The messages from different EPN will arrive under some TFID (even if you don’t care which) with similar DataOrigin/DataDescription and the SubSpec being e.g. FEEID. Then if your aggregator subscribes to this inputs with wildcarded SubSpec, it should be irrelevant that some messaged may have the same TFID, they all will fit to definition infinite time slot. The only thing I am not sure: how the end of run (or end_of_stream in DPL sense) can be communicated to aggregator, so that it sends its output to CCDB populator.

Hello @shahoian ,

Your last question about the end of stream is general, right? Because when one simulates the EPNs data going to the aggregator, this is not an issue.

Is it the same as here: https://alice.its.cern.ch/jira/browse/O2-2075?

Chiara

@zampolli Yes, it is general, thanks for pointing me to this ticket.

Yes!

The end of the pedestal run. At the moment I am subscribing to CallbackService::Id::Stop for this.

Good point…

Thanks for the link, I will follow the discussion…

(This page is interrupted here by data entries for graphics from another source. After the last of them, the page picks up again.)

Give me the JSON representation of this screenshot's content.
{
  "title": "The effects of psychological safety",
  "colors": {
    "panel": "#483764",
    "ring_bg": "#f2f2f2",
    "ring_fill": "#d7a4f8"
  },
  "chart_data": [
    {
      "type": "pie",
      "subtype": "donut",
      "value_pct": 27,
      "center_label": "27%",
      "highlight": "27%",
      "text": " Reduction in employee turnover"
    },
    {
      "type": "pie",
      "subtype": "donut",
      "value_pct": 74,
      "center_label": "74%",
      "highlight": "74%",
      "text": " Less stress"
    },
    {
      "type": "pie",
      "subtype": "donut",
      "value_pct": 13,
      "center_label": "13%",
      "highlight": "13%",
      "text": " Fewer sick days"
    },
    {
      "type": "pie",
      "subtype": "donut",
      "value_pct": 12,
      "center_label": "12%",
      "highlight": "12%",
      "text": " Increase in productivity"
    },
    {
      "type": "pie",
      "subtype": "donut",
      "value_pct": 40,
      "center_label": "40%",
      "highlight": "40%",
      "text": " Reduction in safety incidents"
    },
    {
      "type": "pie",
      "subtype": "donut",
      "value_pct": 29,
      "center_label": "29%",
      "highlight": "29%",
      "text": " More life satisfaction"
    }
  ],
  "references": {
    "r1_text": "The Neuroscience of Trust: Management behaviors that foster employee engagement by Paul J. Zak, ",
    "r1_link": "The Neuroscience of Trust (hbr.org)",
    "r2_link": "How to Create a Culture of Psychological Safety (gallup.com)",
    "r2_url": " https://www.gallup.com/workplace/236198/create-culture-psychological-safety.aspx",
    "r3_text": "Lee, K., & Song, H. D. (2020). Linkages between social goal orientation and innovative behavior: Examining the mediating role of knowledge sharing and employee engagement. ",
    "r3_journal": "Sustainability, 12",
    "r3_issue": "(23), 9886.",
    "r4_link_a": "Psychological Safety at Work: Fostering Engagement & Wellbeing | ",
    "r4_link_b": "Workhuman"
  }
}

An alternative approach, that would probably be more similar to what is already done for other detectors, would be to only perform the RAW decoding on the various EPNs, and send to the calibrator some special “fat” digits with the individual ADC samples. The computation of the mean and RMS of the pedestals would then be performed by the calibrator itself, which will receive blocks of digits (one block for each TF) from the various processors. The order in which the digits arrive is not important, so we still can consider a single “infinite” time slot.

The calibrator would then send the output to the database when the end of stream is reached, hence I guess the discussion in the JIRA ticket mentioned by Chiara is relevant also for our case, right?

I will wait for @laphecet and @ppillot to step in the discussion, to see which approach they would prefer.

Thanks!

this should be ok, provided the total digits data rate is not too high.

The instantaneous rate will be quite high, since each individual channel in the system will send a digit with up to 20 ADC samples, but we will take data at very low trigger rate (few Hz) so the average data rate can be kept low.

OK, then there should be no problem to send digits directly to aggregator, moreover in pedestal run where the MCH is single user (?) of resources.